The comprehensive benefits of these programs extend beyond nutrition and human health. Farm to school programs are a leading example of systems thinking and a One Health perspective applied to public health. These programs connect students to their food choices through hands-on field trips and school garden programs. Students experience the connection between the earth (as an ecosystem of plants, animals, soil, and microorganisms), food, and human health, and relate these connections to what they learn, eat, and do in school. Farm to school is therefore about more than human health—it’s about empowering entire generations to understand the food system as a resource for societal and environmental progress.

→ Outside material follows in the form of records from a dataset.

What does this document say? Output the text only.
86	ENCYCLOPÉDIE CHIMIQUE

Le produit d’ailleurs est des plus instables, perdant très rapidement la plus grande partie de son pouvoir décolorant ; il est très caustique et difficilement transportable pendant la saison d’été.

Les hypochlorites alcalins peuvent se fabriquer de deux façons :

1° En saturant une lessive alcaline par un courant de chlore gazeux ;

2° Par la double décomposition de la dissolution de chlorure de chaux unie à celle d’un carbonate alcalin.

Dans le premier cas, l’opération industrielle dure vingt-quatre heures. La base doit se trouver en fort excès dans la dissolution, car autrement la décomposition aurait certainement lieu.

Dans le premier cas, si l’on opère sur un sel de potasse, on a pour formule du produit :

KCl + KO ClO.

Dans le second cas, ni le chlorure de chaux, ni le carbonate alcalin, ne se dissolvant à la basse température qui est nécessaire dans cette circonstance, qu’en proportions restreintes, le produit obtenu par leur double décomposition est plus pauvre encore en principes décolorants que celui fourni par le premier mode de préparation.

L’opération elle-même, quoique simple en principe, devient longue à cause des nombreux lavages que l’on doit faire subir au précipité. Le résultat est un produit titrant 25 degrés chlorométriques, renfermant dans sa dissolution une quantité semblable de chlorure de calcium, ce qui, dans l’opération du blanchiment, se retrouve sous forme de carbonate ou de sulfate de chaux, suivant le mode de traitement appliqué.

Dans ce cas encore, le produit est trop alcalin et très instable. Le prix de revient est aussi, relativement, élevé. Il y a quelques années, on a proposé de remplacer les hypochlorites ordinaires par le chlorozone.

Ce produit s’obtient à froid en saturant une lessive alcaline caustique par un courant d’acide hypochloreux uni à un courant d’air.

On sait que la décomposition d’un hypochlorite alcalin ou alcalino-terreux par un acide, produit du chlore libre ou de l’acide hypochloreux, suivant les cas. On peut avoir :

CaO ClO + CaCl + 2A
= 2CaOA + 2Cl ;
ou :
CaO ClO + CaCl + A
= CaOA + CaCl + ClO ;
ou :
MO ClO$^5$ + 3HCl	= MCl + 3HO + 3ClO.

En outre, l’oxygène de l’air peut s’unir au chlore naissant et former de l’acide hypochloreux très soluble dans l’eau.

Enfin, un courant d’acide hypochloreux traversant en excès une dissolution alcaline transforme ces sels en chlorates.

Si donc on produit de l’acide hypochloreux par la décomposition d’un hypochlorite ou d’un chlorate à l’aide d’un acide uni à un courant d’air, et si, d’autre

Farm to school programs have gained traction quickly over the past two decades. Today, over 42,000 schools (42 percent of schools) and 23 million students are engaged in farm to school programs in the United States, compared with only a handful of schools twenty years ago. A main driver of this growth has been the development of the National Farm to School Network (NFSN), “an information, advocacy and networking hub for communities working to bring local food sourcing and food and agriculture education into school systems and early care and education settings.” NFSN has led the charge for promoting farm to school in public food service and educational settings for youth across the country. They grew as a coalition of state and federal agency leads and have become increasingly powerful in policy arenas.
Here in Tompkins County, home to Cornell University, farm to school programs are growing quickly as well. While there is a rich agricultural landscape and strong local food movement in the region, school districts have only recently begun to connect with local farms for meals, snacks, and integrated educational opportunities, due largely to the relative expense of local food and the entrenched norms of purchasing ingredients from industrial food companies and government commodity programs. An average school meal costs about $2.75, of which only $1.00 is spent on food.
A network of service agencies in Tompkins County work with school food service leaders and administrators to help address these barriers. The Youth Farm Project is a regional leader in food justice education and farm-based school field trips, and is home to the Fresh Snack Program, which serves locally grown fruits and vegetables as classroom snacks each week to over 1,200 students in four elementary schools facing higher levels of food insecurity.
The farm to school movement has seen success because of its comprehensive, community-based approach that builds support webs at local, regional, and national levels. While so much of the work is grassroots, it also depends on partnerships with school districts and encouragement from state and federal agencies and legislatures. The Obama administration’s policies have helped to catalyze national appreciation for this One Health approach to public health nutrition—we can only hope the next administration will continue the trend.